Отец подает мне руку.
Это — большое доверие, и мне хочется чем-нибудь порадовать отца, сказать ему приятное.
— Знаешь, батя, — говорю я, — в памяти у меня застрял смешной случай. Ты умывайся, а я расскажу.
— Да, да, сынок, расскажи. — торопливо восклицает мама.
— Я слушаю, — нагибает посеребренную голову отец.
— Это было здесь. Тогда я строил вторую домну и, кажется, был постоянно голоден. Я не стал бы упоминать о тощей еде, но она имеет прямое отношение к моему рассказу. Так вот, был голоден и шел с работы к себе в барак. На моем пути был другой барак, в котором торговали пивом и сладкой водой. Я получал тогда, отец, двадцать девять рублей тридцать копеек в месяц, — и зашел напиться воды.
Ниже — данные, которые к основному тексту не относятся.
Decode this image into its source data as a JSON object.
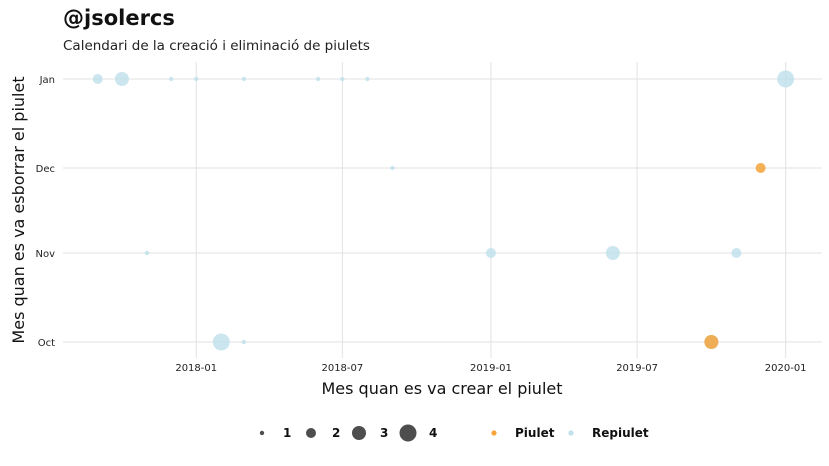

За столиком, в углу, сидел работяга-старик и баловался пивом. В ту минуту, когда увидел меня, он уже, кажется, сильно набаловался. И, верно, поэтому позвал меня к своему столу. Налил стакан пива и приказал:
— Пей, парень. Пей, раз ты — моя смена.
Я был горд вдвойне: мне оказали доверие, и я был смена рабочего класса. Для меня это много значило.
И я выпил стакан пива.
Я поминал, отец — мы жили тогда несытно, и этот стакан сильно пошатнул землю подо мной. К себе в барак я пришел великолепно веселый и разговорчивый, и обещал товарищам очень просто пройтись по одной доске, и подмигивал девчонкам через дыру в перегородке.